Objectives are still reliability and resiliency, expansion of solar and other advanced technologies, and giving customers more "tools to save money," he said. It now also incorporates "lessons learned from Hurricanes Florence and Michael" and intelligent automation technologies that expand the Duke system's self-healing capabilities.
"We have not yet determined how cost recovery will be handled," Brooks said. "At this point, all options are on the table, including both regulatory and legislative options."
Another investor-owned utility in the Southeast unhesitatingly asked its regulators for cost recovery on a forward-looking, but very modest, pilot.
Entergy Mississippi's Smart Energy Services pilot could evolve the utility business model, Proudlove said. "The utility is asking that DER be treated as supply-side resources in rates so they can earn a return on their investments."
"Technology is changing everything, including what customers expect of their utility," Entergy Mississippi President/CEO Haley Fisackerly told Utility Dive. This proposal "is not just new products and services, it is transformational because it goes against the grain of traditional utility investment."
Instead of spending for infrastructure, "this will allow us to deploy products and services at homes and businesses throughout the grid that will improve reliability without high costs," Fisackerly said. "Our strategy is built around customer-centricity and about investing strategically."
The proposal covers four types of investments, to be recovered in rates over three years. First, it uses Entergy's ongoing AMI roll out to offer pre-pay and fixed bill options that could benefit low income customers. Second, it includes a utility-owned community solar project. Third, it expands Entergy's energy efficiency program with no-upfront-cost and rebate offerings for customers' technology deployments.

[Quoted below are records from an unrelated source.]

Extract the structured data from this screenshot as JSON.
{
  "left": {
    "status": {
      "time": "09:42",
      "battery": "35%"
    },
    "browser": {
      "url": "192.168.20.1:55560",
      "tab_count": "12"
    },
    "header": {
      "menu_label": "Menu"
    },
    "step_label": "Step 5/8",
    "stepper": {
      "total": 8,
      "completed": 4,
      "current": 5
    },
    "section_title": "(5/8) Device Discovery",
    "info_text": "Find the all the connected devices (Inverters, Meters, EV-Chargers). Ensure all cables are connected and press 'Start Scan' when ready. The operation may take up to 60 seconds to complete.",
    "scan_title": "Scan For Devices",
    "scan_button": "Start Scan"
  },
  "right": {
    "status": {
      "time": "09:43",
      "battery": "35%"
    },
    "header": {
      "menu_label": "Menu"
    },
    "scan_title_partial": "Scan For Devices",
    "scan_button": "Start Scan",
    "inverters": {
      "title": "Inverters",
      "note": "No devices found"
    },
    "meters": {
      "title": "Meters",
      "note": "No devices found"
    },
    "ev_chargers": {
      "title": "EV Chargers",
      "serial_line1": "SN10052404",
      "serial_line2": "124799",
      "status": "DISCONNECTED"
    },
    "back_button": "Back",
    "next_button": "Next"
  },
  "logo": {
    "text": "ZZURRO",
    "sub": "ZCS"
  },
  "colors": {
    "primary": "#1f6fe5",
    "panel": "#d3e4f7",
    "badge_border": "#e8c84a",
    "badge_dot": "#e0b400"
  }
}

Finally, it would offer utility-owned natural gas generators at commercial and industrial customer sites, and "eventually, maybe, batteries," Fisackerly said. In the face of Gulf Coast floods and hurricanes, he sees generators as the lower-priced option for long duration outages, though battery storage advocates say that adding solar reverses that calculation.

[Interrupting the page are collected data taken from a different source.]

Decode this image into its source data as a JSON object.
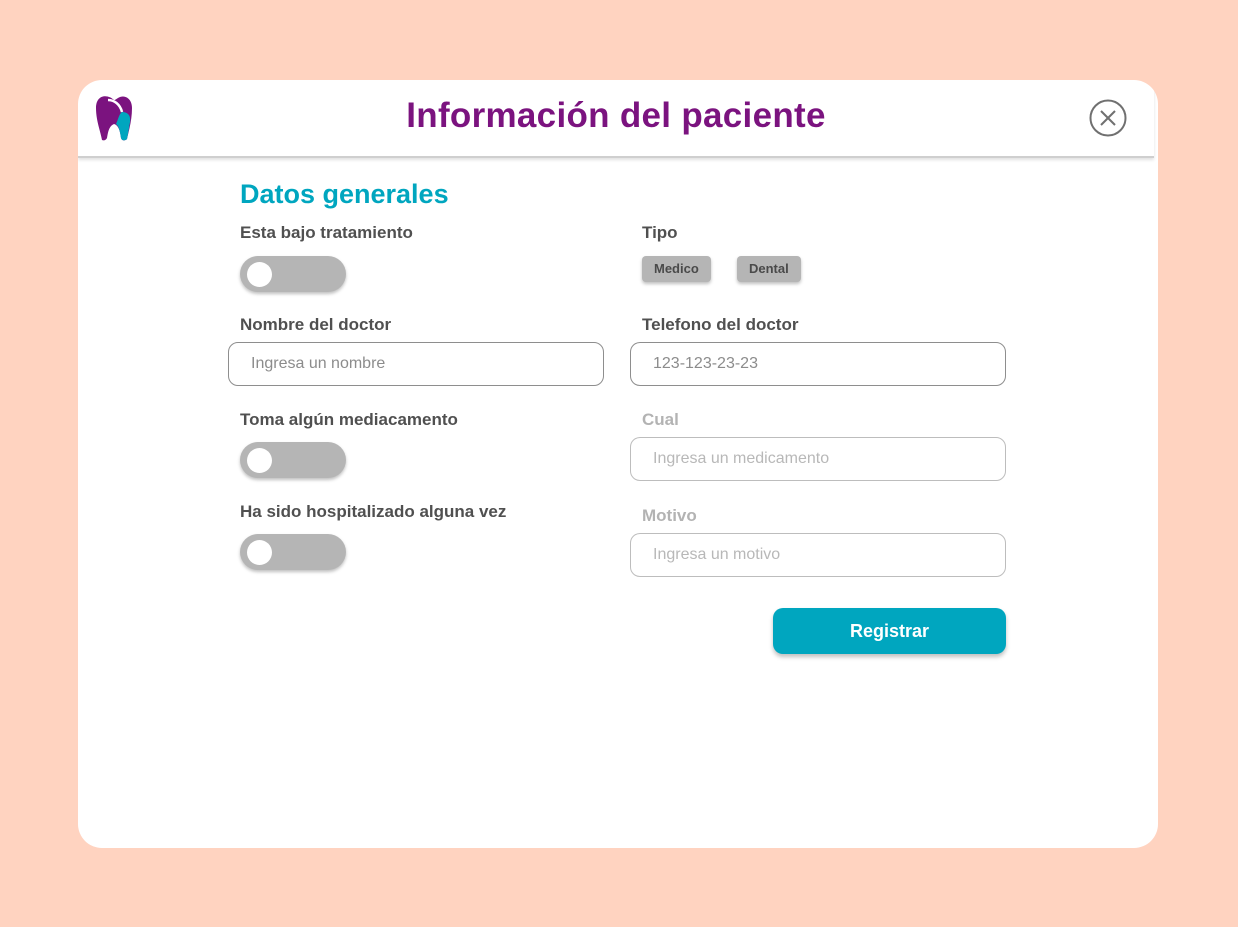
{
  "header": {
    "title": "Información del paciente",
    "logo_icon": "tooth-icon",
    "close_icon": "close-circle-icon"
  },
  "section": {
    "title": "Datos generales"
  },
  "form": {
    "under_treatment": {
      "label": "Esta bajo tratamiento",
      "on": false
    },
    "type": {
      "label": "Tipo",
      "options": [
        "Medico",
        "Dental"
      ]
    },
    "doctor_name": {
      "label": "Nombre del doctor",
      "placeholder": "Ingresa un nombre"
    },
    "doctor_phone": {
      "label": "Telefono del doctor",
      "placeholder": "123-123-23-23"
    },
    "takes_medication": {
      "label": "Toma algún mediacamento",
      "on": false
    },
    "medication_which": {
      "label": "Cual",
      "placeholder": "Ingresa un medicamento"
    },
    "hospitalized": {
      "label": "Ha sido hospitalizado alguna vez",
      "on": false
    },
    "reason": {
      "label": "Motivo",
      "placeholder": "Ingresa un motivo"
    },
    "submit_label": "Registrar"
  },
  "colors": {
    "background": "#ffd3c0",
    "title": "#7b137f",
    "accent": "#00a6bf",
    "toggle_off": "#b5b5b5"
  }
}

"We don't want to move too fast because we want to bring our regulators and customers along, but we also want to fail fast, learn fast and succeed fast."
President/CEO, Entergy Mississippi
The pilot would add $2.5 million to the cost of Entergy's ongoing $9.5 million energy efficiency program, but Fisackerly also wants Mississippi's regulators to leave the account open until "we learn what customers want," he added. "It is a little outside traditional cost of service regulation, but we are trying to move past traditional notions and be responsive to what customers want."
This is an indication of the way new technologies are opening a new world of opportunity for utilities to meet customer expectations, Fisackerly said. "We don't want to move too fast because we want to bring our regulators and customers along, but we also want to fail fast, learn fast and succeed fast."
Why grid modernization?
Utilities are balancing the need to justify their investments with demand by their customers for new technologies, NCCETC's Proudlove said. "The just-emerging trend of specifying what the system needs and letting the array of technologies meet the need allows that balance. It also captures the opportunity to see households and the grid more holistically."
Grid modernization "is not a 'one and done' investment," ScottMadden's Sturgill said. Expenditures should be "sequenced and phased to build upon each other over time" and should only be approved "if they are demonstrated to be the most prudent way to develop the capabilities necessary to manage a future grid that is more dynamic, flexible and distributed."
Correction: An earlier version of this story misidentified Francis Sullivan. He is a spokesperson for PSE&G.